The Cloister of Santa Croce
Abbati Giuseppe (Napoli 1836 – Firenze 1868)
An epitome of the so-called "Macchiaioli" painting's technique, this small piece of art was inspired by the nineteenth-century façade and courtyard works in the Church of Santa Croce in Florence. As his mentor and art critic Diego Martelli noted, Abbati, in 1861, “devoted himself to a serious study in the cloisters of Santa Croce Church where, during restoration works, large marble blocks in different colours were heaped thus offering the artist the opportunity to observe well-defined volumes as well as clear-cut and, I’d say, almost elementary contrasts of colours and chiaroscuro”. Indeed, the blocks of marble became an opportunity to investigate the ratios between shapes and sunlight through synthesis and geometry.
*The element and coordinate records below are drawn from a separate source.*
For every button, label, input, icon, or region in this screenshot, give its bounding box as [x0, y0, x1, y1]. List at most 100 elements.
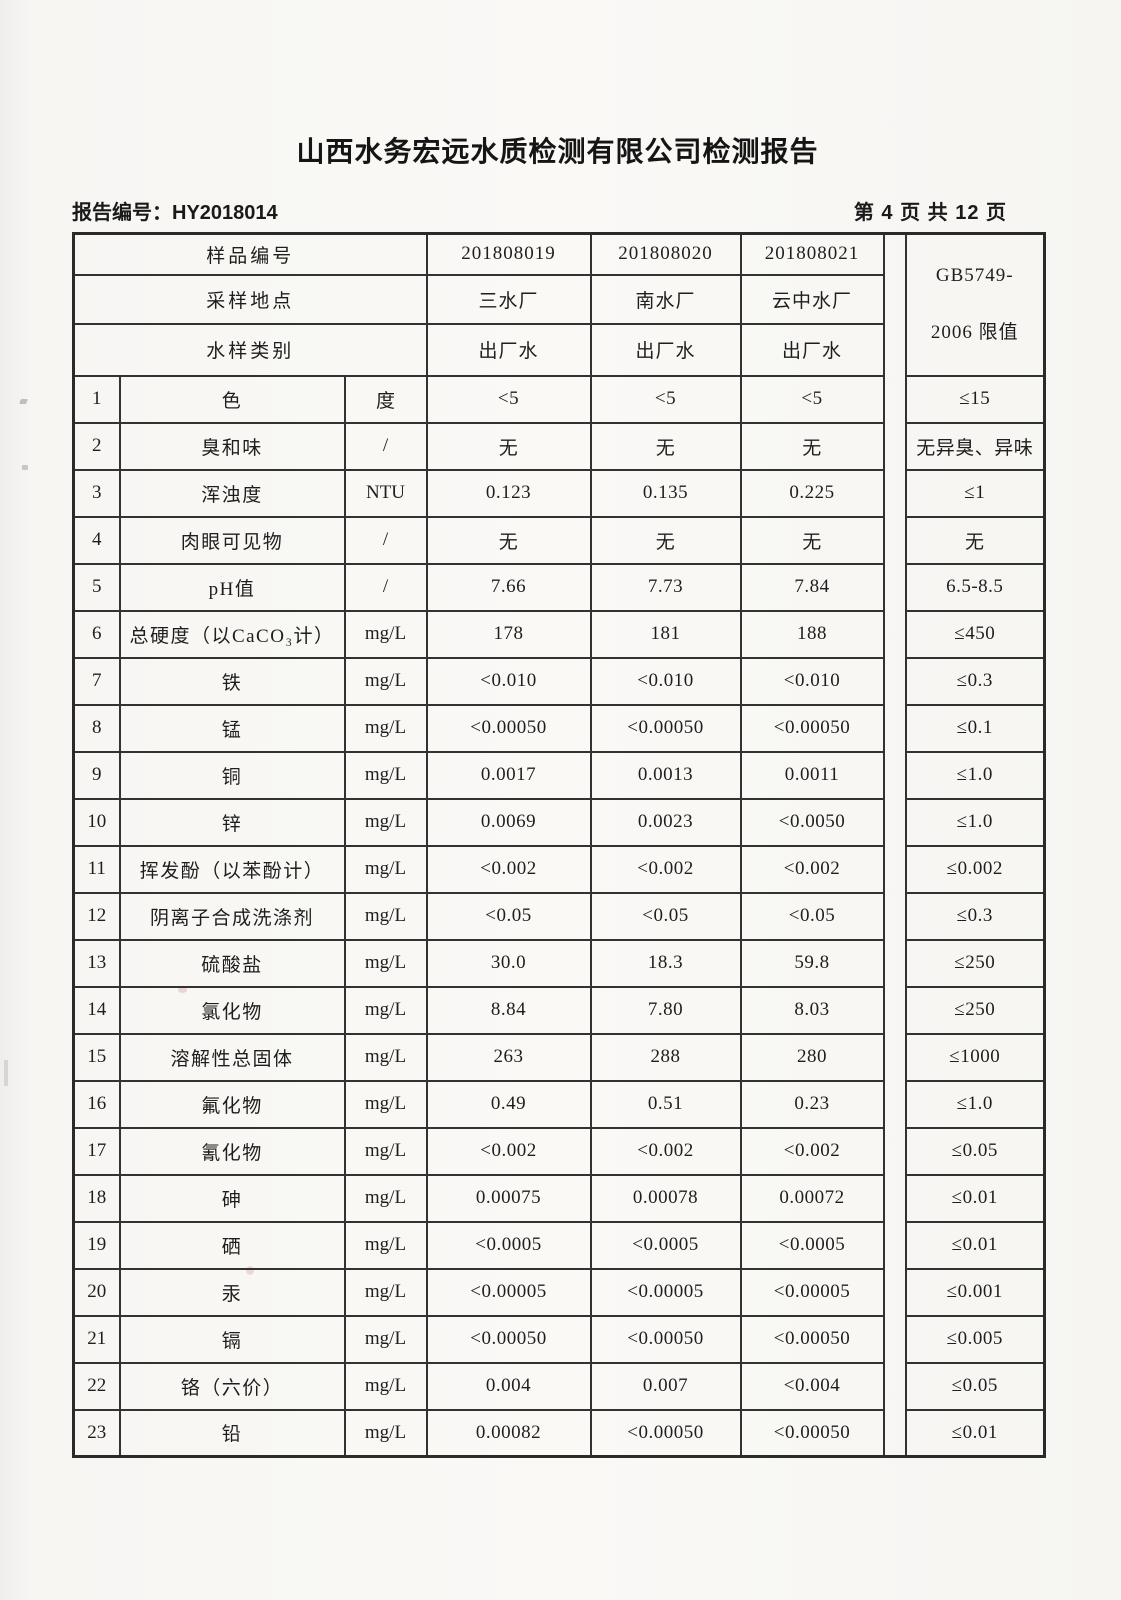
- value-sample-3: 188: [739, 609, 885, 659]
- value-sample-2: 288: [589, 1032, 742, 1082]
- standard-limit: ≤0.05: [904, 1361, 1046, 1411]
- unit: /: [343, 562, 428, 612]
- parameter-name: 硒: [118, 1220, 346, 1270]
- unit: mg/L: [343, 938, 428, 988]
- parameter-name: 溶解性总固体: [118, 1032, 346, 1082]
- sample-type-label: 水样类别: [72, 322, 428, 377]
- value-sample-2: 无: [589, 421, 742, 471]
- parameter-name: 肉眼可见物: [118, 515, 346, 565]
- report-number: 报告编号：HY2018014: [72, 202, 278, 224]
- value-sample-1: <0.00050: [425, 1314, 592, 1364]
- value-sample-1: 0.0069: [425, 797, 592, 847]
- sample-no-label: 样品编号: [72, 232, 428, 276]
- standard-limit: ≤250: [904, 938, 1046, 988]
- value-sample-2: 181: [589, 609, 742, 659]
- value-sample-2: 18.3: [589, 938, 742, 988]
- water-quality-table: 样品编号 201808019 201808020 201808021 GB574…: [72, 232, 1046, 1458]
- value-sample-1: <0.002: [425, 844, 592, 894]
- value-sample-1: <0.0005: [425, 1220, 592, 1270]
- page-indicator: 第 4 页 共 12 页: [853, 202, 1007, 224]
- limit-column-header: GB5749- 2006 限值: [904, 232, 1046, 377]
- unit: mg/L: [343, 1314, 428, 1364]
- table-row: 3 浑浊度 NTU 0.123 0.135 0.225 ≤1: [72, 468, 1046, 518]
- standard-limit: ≤0.01: [904, 1220, 1046, 1270]
- header-row-sample-id: 样品编号 201808019 201808020 201808021 GB574…: [72, 232, 1046, 1458]
- limit-header-line2: 2006 限值: [930, 322, 1019, 344]
- parameter-name: 浑浊度: [118, 468, 346, 518]
- unit: mg/L: [343, 703, 428, 753]
- row-number: 19: [72, 1220, 121, 1270]
- row-number: 22: [72, 1361, 121, 1411]
- standard-limit: ≤0.01: [904, 1408, 1046, 1458]
- unit: mg/L: [343, 797, 428, 847]
- value-sample-2: 0.0013: [589, 750, 742, 800]
- unit: mg/L: [343, 891, 428, 941]
- unit: mg/L: [343, 1408, 428, 1458]
- unit: mg/L: [343, 656, 428, 706]
- standard-limit: ≤0.001: [904, 1267, 1046, 1317]
- value-sample-3: <0.002: [739, 844, 885, 894]
- parameter-name: 铅: [118, 1408, 346, 1458]
- value-sample-1: 263: [425, 1032, 592, 1082]
- standard-limit: ≤1000: [904, 1032, 1046, 1082]
- standard-limit: ≤0.002: [904, 844, 1046, 894]
- value-sample-3: 0.225: [739, 468, 885, 518]
- parameter-name: 挥发酚（以苯酚计）: [118, 844, 346, 894]
- parameter-name: 铁: [118, 656, 346, 706]
- value-sample-3: 280: [739, 1032, 885, 1082]
- value-sample-1: <0.00005: [425, 1267, 592, 1317]
- row-number: 2: [72, 421, 121, 471]
- value-sample-2: <0.00050: [589, 1408, 742, 1458]
- table-row: 22 铬（六价） mg/L 0.004 0.007 <0.004 ≤0.05: [72, 1361, 1046, 1411]
- parameter-name: 镉: [118, 1314, 346, 1364]
- unit: mg/L: [343, 609, 428, 659]
- table-row: 5 pH值 / 7.66 7.73 7.84 6.5-8.5: [72, 562, 1046, 612]
- parameter-name: 砷: [118, 1173, 346, 1223]
- table-row: 2 臭和味 / 无 无 无 无异臭、异味: [72, 421, 1046, 471]
- table-row: 19 硒 mg/L <0.0005 <0.0005 <0.0005 ≤0.01: [72, 1220, 1046, 1270]
- value-sample-3: <0.00050: [739, 703, 885, 753]
- value-sample-1: 0.0017: [425, 750, 592, 800]
- table-row: 23 铅 mg/L 0.00082 <0.00050 <0.00050 ≤0.0…: [72, 1408, 1046, 1458]
- value-sample-3: 0.0011: [739, 750, 885, 800]
- value-sample-2: 0.007: [589, 1361, 742, 1411]
- standard-limit: 无异臭、异味: [904, 421, 1046, 471]
- value-sample-1: 8.84: [425, 985, 592, 1035]
- unit: mg/L: [343, 1361, 428, 1411]
- standard-limit: ≤250: [904, 985, 1046, 1035]
- table-row: 11 挥发酚（以苯酚计） mg/L <0.002 <0.002 <0.002 ≤…: [72, 844, 1046, 894]
- value-sample-2: 0.51: [589, 1079, 742, 1129]
- header-row-sample-type: 水样类别 出厂水 出厂水 出厂水: [72, 322, 1045, 377]
- spacer-column: [882, 232, 907, 1458]
- unit: /: [343, 421, 428, 471]
- value-sample-3: 0.23: [739, 1079, 885, 1129]
- value-sample-3: <0.0005: [739, 1220, 885, 1270]
- unit: mg/L: [343, 1032, 428, 1082]
- standard-limit: ≤0.3: [904, 656, 1046, 706]
- table-row: 17 氰化物 mg/L <0.002 <0.002 <0.002 ≤0.05: [72, 1126, 1046, 1176]
- unit: mg/L: [343, 1220, 428, 1270]
- standard-limit: ≤1.0: [904, 797, 1046, 847]
- parameter-name: 阴离子合成洗涤剂: [118, 891, 346, 941]
- value-sample-3: 0.00072: [739, 1173, 885, 1223]
- standard-limit: ≤0.1: [904, 703, 1046, 753]
- value-sample-3: 59.8: [739, 938, 885, 988]
- value-sample-1: 无: [425, 421, 592, 471]
- row-number: 12: [72, 891, 121, 941]
- value-sample-1: <0.010: [425, 656, 592, 706]
- table-row: 16 氟化物 mg/L 0.49 0.51 0.23 ≤1.0: [72, 1079, 1046, 1129]
- parameter-name: 总硬度（以CaCO₃计）: [118, 609, 346, 659]
- row-number: 23: [72, 1408, 121, 1458]
- limit-header-line1: GB5749-: [935, 265, 1014, 287]
- standard-limit: ≤0.005: [904, 1314, 1046, 1364]
- unit: mg/L: [343, 750, 428, 800]
- value-sample-3: <0.0050: [739, 797, 885, 847]
- value-sample-1: <0.05: [425, 891, 592, 941]
- row-number: 14: [72, 985, 121, 1035]
- location-3: 云中水厂: [739, 273, 885, 325]
- row-number: 20: [72, 1267, 121, 1317]
- parameter-name: 臭和味: [118, 421, 346, 471]
- value-sample-1: 0.49: [425, 1079, 592, 1129]
- standard-limit: ≤450: [904, 609, 1046, 659]
- row-number: 8: [72, 703, 121, 753]
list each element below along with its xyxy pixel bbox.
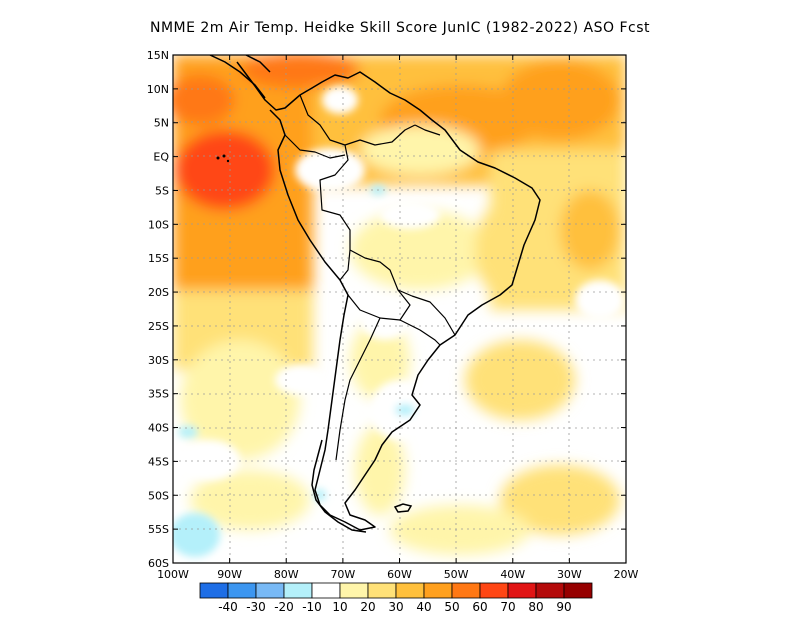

The thick brushstrokes almost sculpted the shapes with no need to give them precise contours, placing them in a real and well-defined environment created through a perspective inspired by the 1400s masters who were highly praised and studied by the Macchiaioli painters.
Originally corresponding to the rather pejorative meaning of “stain”, the Italian term macchia first appeared in 1862 in an article of the “Gazzetta del Popolo” journal in reference to the technique used by the artists who, in around 1855, had undertaken an anti-academic revolution of Italian painting based on the direct observation of reality, the exploration of contemporary themes and the use of a more simplified painting style in which images were represented as though seen from a distance and depicted as shapes and lights without detailed elements.